On est entre le 17e arrondissement de Paris et la banlieue avoisinante. Raphaël Darmont approche de la cinquantaine. Avec sa femme quadragénaire Véronique, hôtesse à l'accueil d'un hypermarché, ils forment un couple quelque peu orageux. Plusieurs raisons à ça, la principale étant les épreuves que Darmont a traversées, dont il a du mal à se remettre. Il fut impliqué, et blessé, dans un grave incident. “Le lieutenant Darmont ne se sortait pas trop mal du lynchage. Mais sitôt écoulés les mois d'hôpital et de rééducation, il se trouvait débarqué de la police. Les prétextes ne manquaient pas.” Il est désormais employé par la Sécuritex, un job lui laissant une certaine autonomie. Les humeurs de Véronique viennent aussi de ses soupçons envers la fidélité de son mari. Elle n'a pas forcément tort.

Sur le parking de l'hypermarché, Darmont a fait la connaissance d'une jolie brune. Il a été immédiatement fasciné par cette Malika Métoussi. Ils se sont donnés rendez-vous dans un restaurant, avant qu'il la suive chez elle. Face à la jeune femme décomplexée, Darmont s'est montré maladroit, gêné sans doute par la différence d'âge. Il admet ne pas avoir été à la hauteur. Lors de leur rencontre suivante, même s'il n'est toujours pas décontracté vis-à-vis d'elle, Darmont s'avère un peu plus performant. Dans l'entourage de Malika, il y a le jeune Kevin Danjoux, archétype de son époque et de son milieu. Et le nommé Cheb Brami, probablement bien plus inquiétant, qui se prétend le "frère" de Malika. Darmont comprend que c'est le bon moment pour décider de ne plus revoir l'excitante brune.

Néanmoins, il rend une visite clandestine à l'appartement de Malika. L'endroit n'est pas aussi déserté qu'il paraît : la jeune femme gît nue dans la douche, morte, tuée par balles. Elle a dissimulé un message posthume écrit pour Darmont, ce qui démontre que Malika se sentait en danger. Il considère cela comme un ultime cri d'amour de sa part. Il aura besoin de bien plus d'infos s'il veut mener son enquête parallèle. Darmont peut compter sur son ex-collègue Franck Limon, à condition que ses suspects personnels soit fichés. Malika a un peu menti concernant sa famille. C'est du côté d'un pavillon de Gennevilliers que Darmont espère découvrir une piste. Ce qui le mènera autour d'une manif en faveur des mal-logés, où il va se faire assommer. Le téméraire Darmont n'a pas dit son dernier mot…

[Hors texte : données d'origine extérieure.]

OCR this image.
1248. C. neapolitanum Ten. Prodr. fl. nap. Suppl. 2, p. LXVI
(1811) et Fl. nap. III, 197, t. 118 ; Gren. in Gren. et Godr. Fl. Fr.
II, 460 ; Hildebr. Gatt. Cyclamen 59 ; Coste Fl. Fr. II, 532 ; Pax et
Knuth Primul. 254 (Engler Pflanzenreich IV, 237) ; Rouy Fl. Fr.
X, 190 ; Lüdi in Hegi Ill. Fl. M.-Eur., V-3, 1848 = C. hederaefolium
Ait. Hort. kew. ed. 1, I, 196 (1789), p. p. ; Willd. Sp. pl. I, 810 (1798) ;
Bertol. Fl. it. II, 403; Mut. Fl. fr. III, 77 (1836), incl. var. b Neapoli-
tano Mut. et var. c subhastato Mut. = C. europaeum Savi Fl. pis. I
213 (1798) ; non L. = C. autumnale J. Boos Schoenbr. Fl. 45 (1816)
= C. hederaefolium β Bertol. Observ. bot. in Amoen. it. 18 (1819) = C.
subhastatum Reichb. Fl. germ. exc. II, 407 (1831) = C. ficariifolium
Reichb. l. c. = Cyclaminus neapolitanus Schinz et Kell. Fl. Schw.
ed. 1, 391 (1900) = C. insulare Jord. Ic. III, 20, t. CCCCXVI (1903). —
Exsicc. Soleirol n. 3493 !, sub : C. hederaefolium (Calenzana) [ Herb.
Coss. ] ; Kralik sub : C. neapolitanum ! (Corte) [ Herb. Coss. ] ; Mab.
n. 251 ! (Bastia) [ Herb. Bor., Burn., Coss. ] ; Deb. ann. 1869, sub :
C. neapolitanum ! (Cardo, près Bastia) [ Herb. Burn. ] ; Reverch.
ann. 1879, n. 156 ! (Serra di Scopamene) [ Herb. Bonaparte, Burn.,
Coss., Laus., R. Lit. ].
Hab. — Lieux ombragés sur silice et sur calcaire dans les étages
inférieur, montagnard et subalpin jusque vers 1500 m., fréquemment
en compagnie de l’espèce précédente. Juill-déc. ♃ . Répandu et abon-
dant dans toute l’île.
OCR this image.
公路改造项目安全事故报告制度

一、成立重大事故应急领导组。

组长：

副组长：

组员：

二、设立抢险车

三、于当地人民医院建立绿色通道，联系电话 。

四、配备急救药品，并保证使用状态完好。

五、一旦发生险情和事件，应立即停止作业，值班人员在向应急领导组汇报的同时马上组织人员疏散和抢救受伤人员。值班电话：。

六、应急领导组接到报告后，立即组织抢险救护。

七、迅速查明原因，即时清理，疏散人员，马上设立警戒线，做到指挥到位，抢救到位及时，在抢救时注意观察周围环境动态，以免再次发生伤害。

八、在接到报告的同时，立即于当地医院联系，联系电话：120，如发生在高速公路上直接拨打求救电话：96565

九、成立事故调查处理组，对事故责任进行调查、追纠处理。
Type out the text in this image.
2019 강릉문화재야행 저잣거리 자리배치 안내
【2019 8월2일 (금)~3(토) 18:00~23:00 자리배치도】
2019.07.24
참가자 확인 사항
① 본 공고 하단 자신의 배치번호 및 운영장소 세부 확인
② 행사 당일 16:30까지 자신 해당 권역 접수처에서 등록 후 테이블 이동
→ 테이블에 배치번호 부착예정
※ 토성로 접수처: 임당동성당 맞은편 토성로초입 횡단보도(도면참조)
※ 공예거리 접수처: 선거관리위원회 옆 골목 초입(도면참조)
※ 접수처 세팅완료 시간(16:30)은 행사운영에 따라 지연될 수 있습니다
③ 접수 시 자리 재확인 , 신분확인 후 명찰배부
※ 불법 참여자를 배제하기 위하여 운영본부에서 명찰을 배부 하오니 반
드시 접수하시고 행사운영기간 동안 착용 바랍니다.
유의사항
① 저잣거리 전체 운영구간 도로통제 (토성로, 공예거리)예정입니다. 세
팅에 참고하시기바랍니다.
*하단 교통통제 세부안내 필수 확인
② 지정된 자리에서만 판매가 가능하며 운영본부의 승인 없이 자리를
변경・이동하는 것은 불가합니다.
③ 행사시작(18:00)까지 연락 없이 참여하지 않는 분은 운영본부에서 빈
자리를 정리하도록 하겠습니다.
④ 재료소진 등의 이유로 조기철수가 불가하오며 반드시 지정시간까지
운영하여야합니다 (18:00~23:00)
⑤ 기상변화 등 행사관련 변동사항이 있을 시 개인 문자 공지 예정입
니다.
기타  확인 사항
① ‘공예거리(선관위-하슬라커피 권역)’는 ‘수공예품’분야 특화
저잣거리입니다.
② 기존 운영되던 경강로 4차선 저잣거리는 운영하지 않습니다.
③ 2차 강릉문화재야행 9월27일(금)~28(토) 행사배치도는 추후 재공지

Roland Sadaune : Un caddie nommé désir (Val d'Oise Éditions, 2015)

Ne nous y trompons pas : un ancien flic déglingué reconverti dans la sécurité qui se lance dans des investigations, ça ne signifie nullement qu'il s'agisse ici d'un roman d'enquête. Non, c'est dans un polar noir que nous entraîne Roland Sadaune. Si l'on observe Darmont en planque, on comprend la tonalité du récit : “Au fil de l'attente, les douleurs physiques s'étaient réveillées et, maintenant, elles irradiaient son corps. Il enleva le Mauser de sous sa ceinture, se résigna à s'asseoir sur la première marche de l'escalier, et posa le pistolet près de lui. La lumière s'éteignit. Il se mit à penser, les yeux dans l'obscurité, le cul rafraîchi au contact du béton.” C'est une ambiance sous tension qui attend le lecteur.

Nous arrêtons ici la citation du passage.